Le tâcheron est totalement libre de l’organisation de son travail, en revanche, chaque tâche doit être réalisée dans un temps bien défini, respectant l’évolution du cycle végétal.
Il s’engage ainsi à réaliser les travaux qui lui sont confiés en temps et saisons convenables, selon les usages de la région, en s’adaptant aux aléas liés aux conditions climatiques, et ce, conformément aux instructions et délais communiqués par la direction.
En outre, sauf indication contraire de la direction, les travaux de démontage, préparation de la taille, doivent à ce titre commencer dès la chute des feuilles et au plus tard le 1er décembre, les travaux de taille et sarmentage doivent être terminés au plus tard au 31 mars et les travaux d’attachage des branches doivent être terminés au plus tard au 20 mai.
Le tâcheron s’engage à rester en contact avec son employeur et se rendre aux réunions organisées par celui-ci afin d’être renseigné sur le début des travaux et consignes particulières de leur réalisation et de faire le point sur l’avancement de ceux-ci.
Le tâcheron s’engage à tout mettre en œuvre pour obtenir un raisin de qualité et à apporter tout le soin nécessaire aux vignes qui lui sont confiées afin d’assurer la pérennité des plans et de la parcelle.
Le tâcheron devra alerter l’employeur dans les plus brefs délais de tout dégât constaté sur les parcelles qui lui sont confiées afin que celui-ci puisse prendre les mesures nécessaires.
Le tâcheron s’engage à effectuer seul les travaux qui lui sont confiés. Il lui est totalement interdit de faire travailler, dans les vignes qui lui dont données en tâche, des personnes étrangères à l’exploitation (non employées par celle-ci), y compris des membres de la famille du tâcheron.
Retard ou absence
En cas de retard ou de mauvaise exécution des tâches confiées, des observations écrites sont adressées au tâcheron.
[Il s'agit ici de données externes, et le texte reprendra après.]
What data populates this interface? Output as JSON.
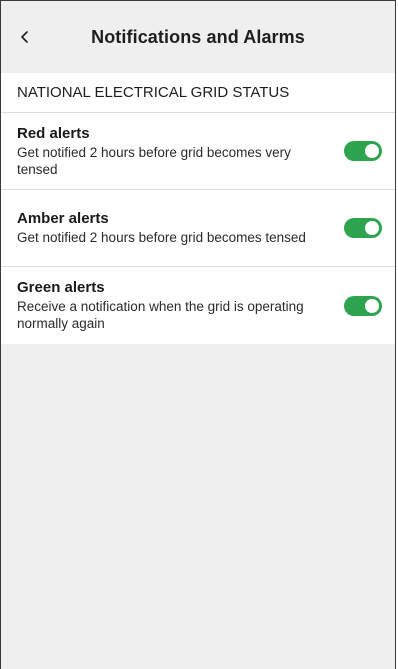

Le tâcheron est tenu de prévenir la direction de toute absence pour maladie ou accident l’empêchant de terminer ses travaux dans les délais afin que celle-ci puisse prendre ses dispositions pour réaliser les travaux urgents dans les vignes confiées en tâche. Il devra transmettre un certificat médical justifiant de cet empêchement dans les 48 heures suivantes afin que son arrêt de travail puisse être traité.
En cas de tâche non-réalisée (ou réalisable) dans les temps, ou en cas d’incident climatique, l’employeur qui estime que la récolte se trouve menacée, pourra immédiatement faire exécuter la tâche par les moyens de son choix sur les parcelles qui sont confiées au tâcheron. Le tâcheron en sera informé dans les plus brefs délais. Un état récapitulatif des travaux et du nombre d’heures correspondant réalisées à sa place lui sera communiqué.
A moins que le retard pris ne soit justifié par un arrêt maladie, le tâcheron qui n’aurait pas réalisé les travaux dans les délais notifiés par son employeur et l’ayant ainsi contraint à prendre des mesures pour réaliser les travaux à sa place verra sa rémunération diminuée du nombre d’heures qu’il n’a pas réalisées.
Si cette intervention extérieure est liée à un incident non imputable au tâcheron, les heures qui n’ont pas pu être réalisées par le tâcheron seront, sauf placement en activité partielle, rendues en période creuse sur l’exploitation par la réalisation d’autres travaux demandés par l’employeur.
Tout manquement aux règles du présent article peut faire l’objet de sanctions disciplinaires.
Annualisation du temps de travail et paiement du salaire
Décompte des heures supplémentaires ou complémentaires et taux de majoration
Le contrat de tâche fait l’objet d’un aménagement du temps de travail sur une périodicité de 12 mois, lesquels s’apprécient sur une période de référence allant du 1er novembre au 31 octobre.
La durée légale du travail étant fixée à 1607 heures par an (journée de solidarité comprise) :
  • Constitueront des heures supplémentaires les heures réalisées sur la période de référence, au-delà de 1607 heures. Ces heures ouvrent droit à une majoration de salaire de 25%.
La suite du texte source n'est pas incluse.